For a long time now I’ve wanted to add the ability for storing data from twitteR into a RDBMS. In the past I’ve done things by concatenating new results onto old results which simply becomes unwieldy. I know that many people have doctored up their own solutions for this but it seemed useful to have it baked in. Unfortunately I never had the time or energy to do this so the idea languished. But then dplyr happened – it provides some revolutionary tools for interacting with data stored in a database backend. I figured I’d kill two birds with one stone by finally implementing this project which in turn would give me a lot of data to play with. This is all checked in to master on github.
This is still a work in progress, so please let me know if you have any comments, particularly as regards making it more seamless to use.
First, some basics:
- While theoretically any DBI based backend will work, currently only RMySQL and RSQLite are supported.
- The only types of data able to be persisted are tweets (status) objects and user objects.

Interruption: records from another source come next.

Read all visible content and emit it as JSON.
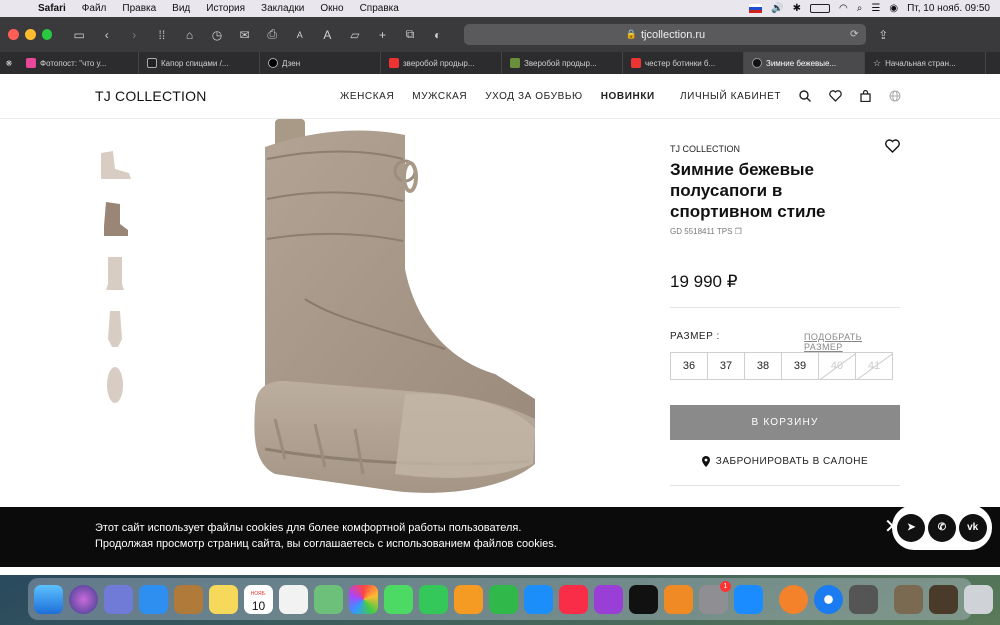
{
  "menubar": {
    "app": "Safari",
    "items": [
      "Файл",
      "Правка",
      "Вид",
      "История",
      "Закладки",
      "Окно",
      "Справка"
    ],
    "datetime": "Пт, 10 нояб.  09:50"
  },
  "browser": {
    "url": "tjcollection.ru",
    "tabs": [
      {
        "label": "Фотопост: \"что у...",
        "active": false
      },
      {
        "label": "Капор спицами /...",
        "active": false
      },
      {
        "label": "Дзен",
        "active": false
      },
      {
        "label": "зверобой продыр...",
        "active": false
      },
      {
        "label": "Зверобой продыр...",
        "active": false
      },
      {
        "label": "честер ботинки б...",
        "active": false
      },
      {
        "label": "Зимние бежевые...",
        "active": true
      },
      {
        "label": "Начальная стран...",
        "active": false
      }
    ]
  },
  "site": {
    "logo": "TJ COLLECTION",
    "nav": [
      "ЖЕНСКАЯ",
      "МУЖСКАЯ",
      "УХОД ЗА ОБУВЬЮ",
      "НОВИНКИ"
    ],
    "account": "ЛИЧНЫЙ КАБИНЕТ"
  },
  "product": {
    "brand": "TJ COLLECTION",
    "title": "Зимние бежевые полусапоги в спортивном стиле",
    "sku": "GD 5518411 TPS",
    "price": "19 990 ₽",
    "size_label": "РАЗМЕР :",
    "size_guide": "ПОДОБРАТЬ РАЗМЕР",
    "sizes": [
      {
        "value": "36",
        "available": true
      },
      {
        "value": "37",
        "available": true
      },
      {
        "value": "38",
        "available": true
      },
      {
        "value": "39",
        "available": true
      },
      {
        "value": "40",
        "available": false
      },
      {
        "value": "41",
        "available": false
      }
    ],
    "cart_button": "В КОРЗИНУ",
    "reserve": "ЗАБРОНИРОВАТЬ В САЛОНЕ"
  },
  "cookie": {
    "line1": "Этот сайт использует файлы cookies для более комфортной работы пользователя.",
    "line2": "Продолжая просмотр страниц сайта, вы соглашаетесь с использованием файлов cookies."
  },
  "social": [
    "telegram",
    "whatsapp",
    "vk"
  ],
  "dock": {
    "calendar_month": "НОЯБ.",
    "calendar_day": "10",
    "badge": "1"
  }
}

Granted, this likely covers 95%+ of use cases.
- Data can be retrieved as either a list of the appropriate object or as a data.frame representing the table. Only the entire table will be retrieved – my expectation is that it will be simpler for users to interact with data via things like dplyr.

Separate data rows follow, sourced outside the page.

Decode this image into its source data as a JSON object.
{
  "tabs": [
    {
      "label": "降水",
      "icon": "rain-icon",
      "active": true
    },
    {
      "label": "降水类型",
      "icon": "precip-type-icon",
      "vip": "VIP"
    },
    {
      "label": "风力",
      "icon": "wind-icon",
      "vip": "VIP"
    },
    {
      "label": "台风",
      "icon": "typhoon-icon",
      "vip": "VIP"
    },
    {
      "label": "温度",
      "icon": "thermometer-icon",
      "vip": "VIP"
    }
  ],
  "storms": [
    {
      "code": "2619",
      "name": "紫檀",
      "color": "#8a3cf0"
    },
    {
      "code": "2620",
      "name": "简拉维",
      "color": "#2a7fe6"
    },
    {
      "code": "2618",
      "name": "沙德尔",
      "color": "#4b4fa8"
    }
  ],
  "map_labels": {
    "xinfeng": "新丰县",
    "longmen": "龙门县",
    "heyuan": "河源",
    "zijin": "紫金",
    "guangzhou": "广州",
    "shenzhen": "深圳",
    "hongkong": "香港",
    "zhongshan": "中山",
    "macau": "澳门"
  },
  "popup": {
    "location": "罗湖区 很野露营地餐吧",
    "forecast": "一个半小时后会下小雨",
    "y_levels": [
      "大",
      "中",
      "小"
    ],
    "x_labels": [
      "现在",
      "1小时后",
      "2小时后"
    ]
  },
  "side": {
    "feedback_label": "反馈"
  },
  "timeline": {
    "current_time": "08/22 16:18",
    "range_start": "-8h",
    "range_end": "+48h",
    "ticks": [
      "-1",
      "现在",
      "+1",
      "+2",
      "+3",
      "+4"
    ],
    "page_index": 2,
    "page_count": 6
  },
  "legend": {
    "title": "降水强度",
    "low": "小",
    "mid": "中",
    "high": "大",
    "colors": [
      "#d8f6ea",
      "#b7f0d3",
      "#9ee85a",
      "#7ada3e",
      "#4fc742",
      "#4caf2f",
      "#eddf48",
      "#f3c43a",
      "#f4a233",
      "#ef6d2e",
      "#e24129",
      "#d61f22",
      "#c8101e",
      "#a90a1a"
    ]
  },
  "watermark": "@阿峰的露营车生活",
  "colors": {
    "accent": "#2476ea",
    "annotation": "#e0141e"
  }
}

To continue, suppose we have a list of tweets we want to persist. Simply call store_tweets_db() with your list and they’ll be persisted into your database. By default they will be persisted to the table tweets but you can change this with the table_name argument.
Finally, to retrieve your tweets from the database the function is load_tweets_db(). By default this will return a list of the appropriate object, although by specifying as.data.frame=TRUE the result will be a data.frame mirroring the actual table. Much like store_tweets_db() there is a table_name argument.
Note that for user data there is a mirror set of functions, store_users_db() and load_users_db(), and the default table name is users.